Apparently most global investors aren't please with the rules the led in part to Mitt Romney's low tax rate last year.
Two-thirds of global investors say that the tax break on carried interest -- a loophole that allows private equity managers to pay a lower tax rate on the interest on certain forms of income -- is unjustified, according to a Bloomberg poll of more than 1,000 investors. The cut is partially responsible for Romney's 13.9 percent on $21.6 million, even though the top marginal tax rate is 35 percent.
Romney, who along with his wife is worth an estimated $190 to $250 million, released his 2010 tax returns earlier this week after mounting pressure from opponents, reinvigorating a debate over how much America's richest taxpayers should fork over the government. Michigan Democrats Carl and Sander Levin announced that they're introducing legislation to close the carried interest loophole in their respective chambers, according to a separate Bloomberg report.
Romney will probably pay a tax rate of about 15.4 percent in 2011, according to his own projections, while the 13.9 percent rate he paid in 2010 is less than what someone making $500,000 is required to pay in taxes. It could be even lower. NBC news reported Thursday that Romney will revise his disclosure forms to account for additional overseas holdings.
And it's likely that Romney didn't pay any taxes on his investment income in 2009. Much of Romney's income comes from his retirement package from Bain Capital that he was likely able to offset from losses elsewhere in his portfolio, experts told The Huffington Post earlier this week.

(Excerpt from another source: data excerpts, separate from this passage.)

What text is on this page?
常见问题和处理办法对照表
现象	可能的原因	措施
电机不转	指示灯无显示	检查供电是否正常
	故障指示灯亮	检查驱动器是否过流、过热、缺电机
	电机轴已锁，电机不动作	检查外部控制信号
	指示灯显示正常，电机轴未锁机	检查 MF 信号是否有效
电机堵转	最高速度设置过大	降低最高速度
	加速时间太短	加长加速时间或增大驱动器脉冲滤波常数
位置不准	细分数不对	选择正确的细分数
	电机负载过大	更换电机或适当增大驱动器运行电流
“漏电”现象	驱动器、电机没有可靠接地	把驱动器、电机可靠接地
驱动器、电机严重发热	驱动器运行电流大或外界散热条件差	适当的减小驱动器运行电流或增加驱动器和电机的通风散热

Though the tax cuts that Romney took advantage of would probably benefit other super rich Americans, many of them don't necessarily favor keeping the loopholes in place. New York City Mayor and billionaire Michael Bloomberg said that he opposed the carried interest tax break after Romney released his tax returns, according to The New York Times. Billionaire investor Warren Buffett has also been an outspoken advocate of tax reform.
Additionally, 68 percent of millionaires said they supported increasing taxes on millionaires, according to an October survey from the Spectrum Group.